Energy Funds Lead Again, But Ukraine War Makes Future Uncertain

The wild ride in which the energy markets have been showing no signs of abating. After topping the charts in 2021, funds investing in energy stocks again turned out to be the strongest performer of any sector in the first quarter.

But some investors are questioning how long that streak can continue in the face of heightened uncertainty, as European leaders debate cutting Russian imports, as sanctions, inflation and the pandemic threaten global growth.

“I don’t think I’m going to add energy exposure right now,” said John Maloney, president of M&R Capital Management, a New York wealth management firm. “The stocks may have more upside, but you don’t need to take the last dollar of profits.”

Energy funds rose 32 percent in the first three months of the year, the largest return of any sector. In 2021, as demand rebounded from the depths of the Covid-19 pandemic, energy stock funds gained 40.9 percent, compared with the S&P 500’s 26.9 percent rise.

As is often the case, energy stocks took cues from oil prices. Brent crude, the closely watched global benchmark, rose on March 7 to an intraday high of nearly $140 a barrel – the highest point since 2008 – as the United States prepares to ban Russian energy products from entering the country. It has since settled at nearly $100 a barrel, and the US Energy Information Administration expects it to trade at an average of $105 a barrel this year, well above the $71 average in 2021.

EU leaders continue to debate how quickly and how strongly they can reduce their dependence on Russian energy. But even without a complete ban on Russian energy in Europe, many companies are avoiding it. “There is a crimson letter associated with the purchase from Russia,” said Tom Kloza, global head of energy analysis at Oil Price Information Service. This could lead to higher oil prices globally.

European Union leaders also announced ambitious plans to buy more LNG from US producers. Even before the Russian invasion of Ukraine—and a threat by Russian President Vladimir Putin to turn off the tap if countries did not pay in rubles—low natural gas stocks and record prices in Europe prompted American producers to send more gas there. European LNG imports from the United States hit a record high in December that has since been surpassed in January and February.

but there is a problem. The United States, the world’s largest energy producer, does not have significant spare capacity either in oil or gas.

“The obstacle to many Gulf Coast LNG projects has not been permission from the government but a lack of financial support,” said Jason Bordoff, founding director of the Center on Global Energy Policy at Columbia University. “But the Europeans have signaled that they intend to sign more long-term contracts to supply LNG, so that should help those projects reach final investment decisions.”

Financial backers were not the only ones reluctant to fund new exploration and production. Shareholders are demanding a larger portion of the profits after years of poor investment returns on energy funds. According to Morningstar Direct, the typical investor who bought an energy equity fund five years ago would only have broken up recently. So the energy industry has been focusing on shareholder returns rather than pumping profits back into its business, a strategy that markets refer to as capital discipline.

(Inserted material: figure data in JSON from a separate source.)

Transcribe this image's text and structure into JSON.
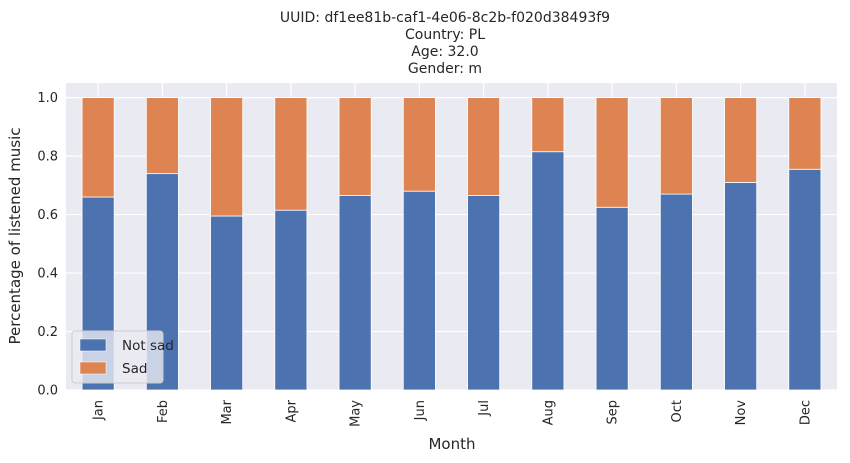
{
  "chart_data": {
    "type": "bar",
    "stacked": true,
    "title_lines": [
      "UUID: df1ee81b-caf1-4e06-8c2b-f020d38493f9",
      "Country: PL",
      "Age: 32.0",
      "Gender: m"
    ],
    "xlabel": "Month",
    "ylabel": "Percentage of listened music",
    "categories": [
      "Jan",
      "Feb",
      "Mar",
      "Apr",
      "May",
      "Jun",
      "Jul",
      "Aug",
      "Sep",
      "Oct",
      "Nov",
      "Dec"
    ],
    "series": [
      {
        "name": "Not sad",
        "color": "#4c72b0",
        "values": [
          0.66,
          0.74,
          0.595,
          0.615,
          0.665,
          0.68,
          0.665,
          0.815,
          0.625,
          0.67,
          0.71,
          0.755
        ]
      },
      {
        "name": "Sad",
        "color": "#dd8452",
        "values": [
          0.34,
          0.26,
          0.405,
          0.385,
          0.335,
          0.32,
          0.335,
          0.185,
          0.375,
          0.33,
          0.29,
          0.245
        ]
      }
    ],
    "ylim": [
      0,
      1.05
    ],
    "yticks": [
      "0.0",
      "0.2",
      "0.4",
      "0.6",
      "0.8",
      "1.0"
    ],
    "grid": true,
    "legend_position": "lower-left",
    "background_color": "#eaeaf2",
    "grid_color": "#ffffff"
  }
}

“Capital discipline is not just about the areas you are going to explore,” said David Lebovitz, global market strategist at JP Morgan Asset Management. “The new approach is going to profitable fields and drilling five to seven wells, instead of 10. If you’re an energy company, you don’t want to flood the world with oversupply.”

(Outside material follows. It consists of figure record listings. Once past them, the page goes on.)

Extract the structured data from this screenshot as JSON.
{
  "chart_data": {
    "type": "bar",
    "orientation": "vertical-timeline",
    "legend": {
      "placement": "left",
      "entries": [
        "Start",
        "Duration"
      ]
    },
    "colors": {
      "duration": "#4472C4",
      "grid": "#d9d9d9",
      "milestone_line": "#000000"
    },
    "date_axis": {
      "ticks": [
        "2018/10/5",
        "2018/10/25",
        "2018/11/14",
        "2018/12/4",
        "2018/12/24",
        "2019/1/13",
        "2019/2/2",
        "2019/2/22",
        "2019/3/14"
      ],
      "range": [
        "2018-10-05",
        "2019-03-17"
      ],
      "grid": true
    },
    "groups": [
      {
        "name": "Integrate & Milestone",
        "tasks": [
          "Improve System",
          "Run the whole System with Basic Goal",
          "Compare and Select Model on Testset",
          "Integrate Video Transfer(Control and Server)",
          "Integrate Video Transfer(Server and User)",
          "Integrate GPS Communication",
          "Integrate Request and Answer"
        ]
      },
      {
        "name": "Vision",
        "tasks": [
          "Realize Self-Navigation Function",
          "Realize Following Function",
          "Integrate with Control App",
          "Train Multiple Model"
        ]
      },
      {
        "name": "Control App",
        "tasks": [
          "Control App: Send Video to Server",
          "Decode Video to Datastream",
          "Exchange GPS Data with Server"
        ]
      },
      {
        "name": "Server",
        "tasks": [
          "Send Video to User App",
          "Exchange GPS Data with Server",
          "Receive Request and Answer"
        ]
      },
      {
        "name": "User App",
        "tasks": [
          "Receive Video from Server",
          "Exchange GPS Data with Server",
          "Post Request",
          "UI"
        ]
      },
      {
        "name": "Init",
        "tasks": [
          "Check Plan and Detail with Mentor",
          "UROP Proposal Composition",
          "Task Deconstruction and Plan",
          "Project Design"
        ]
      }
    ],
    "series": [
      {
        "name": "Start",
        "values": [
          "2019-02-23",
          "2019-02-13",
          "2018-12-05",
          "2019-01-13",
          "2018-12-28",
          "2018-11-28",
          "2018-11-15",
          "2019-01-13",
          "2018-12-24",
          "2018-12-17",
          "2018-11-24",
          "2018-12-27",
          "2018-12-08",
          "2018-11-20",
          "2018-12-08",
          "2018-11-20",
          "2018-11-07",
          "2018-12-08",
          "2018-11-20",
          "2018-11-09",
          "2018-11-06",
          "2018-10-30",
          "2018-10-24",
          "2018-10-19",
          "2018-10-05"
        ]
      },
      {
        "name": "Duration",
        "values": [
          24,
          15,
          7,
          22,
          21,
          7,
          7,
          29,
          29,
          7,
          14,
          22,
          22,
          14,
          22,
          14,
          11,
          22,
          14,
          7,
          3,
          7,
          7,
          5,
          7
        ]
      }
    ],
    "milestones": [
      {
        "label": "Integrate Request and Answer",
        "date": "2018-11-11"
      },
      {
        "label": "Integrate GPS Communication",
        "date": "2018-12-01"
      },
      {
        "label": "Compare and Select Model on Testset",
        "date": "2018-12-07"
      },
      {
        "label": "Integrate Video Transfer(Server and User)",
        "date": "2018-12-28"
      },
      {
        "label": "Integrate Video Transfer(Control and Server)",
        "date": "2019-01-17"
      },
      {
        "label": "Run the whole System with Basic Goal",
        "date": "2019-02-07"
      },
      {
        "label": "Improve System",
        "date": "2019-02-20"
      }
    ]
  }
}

In the portfolios that Mr. Maloney manages for clients is the Vanguard Energy exchange-traded fund. This $8.3 billion fund generated 39 percent in the first quarter after a 0.1 percent management fee. Exxon and Chevron are the two largest properties, with an overall weighting of 38 percent. Exxon shares grew 36.5 percent in the first three months of the year. Chevron shares rose 40.1 percent.

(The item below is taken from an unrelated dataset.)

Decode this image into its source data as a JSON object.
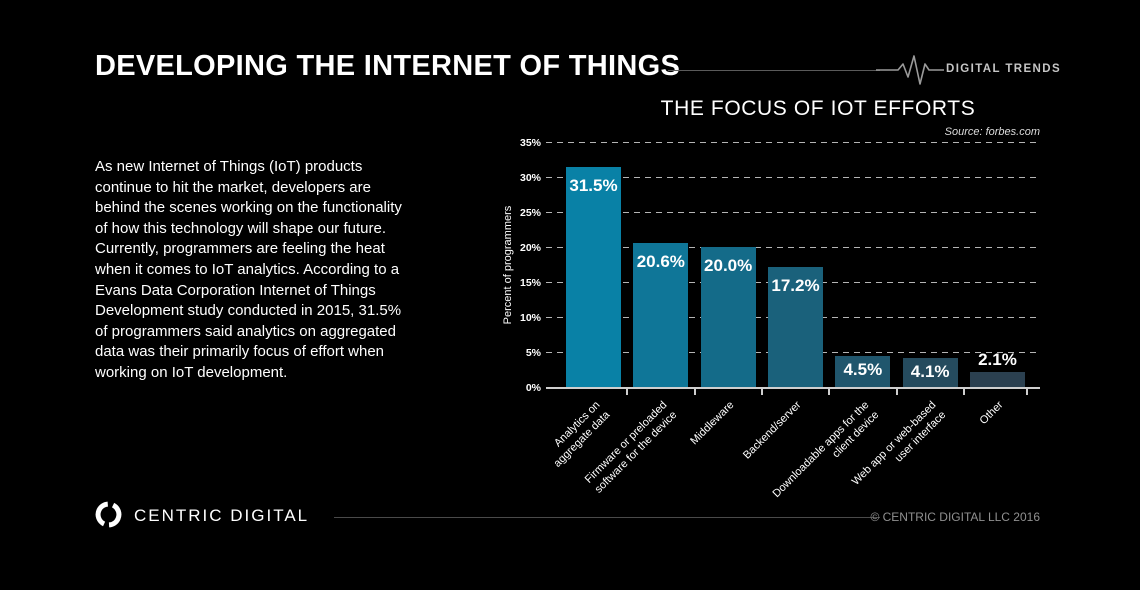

Chevron has temporarily halted sales of some chemicals and consumer products in Russia and says it has no exploration or production operations there. It has a 15 percent stake in an oil pipeline that carries crude oil from Kazakhstan to a Russian terminal on the Black Sea, where shipments have continued uninterrupted. There, Kazakh oil can be blended with Russian crude, although Chevron said its “efforts are being conducted in accordance with US law.”

Exxon, which has done more business in Russia, announced on March 1 that it was leaving the country and would not make further investments there “in light of the current situation.” She was running a large exploration project in Russia’s Far East known as Sakhalin-1.

After the surge in stock prices over the past year, Mr. Maloney said, he has primarily viewed energy stocks as a hedge against other holdings that might move in the opposite direction, such as airlines, shippers and other fuel-sensitive companies. the prices.

Leave a Comment

Your email address will not be published.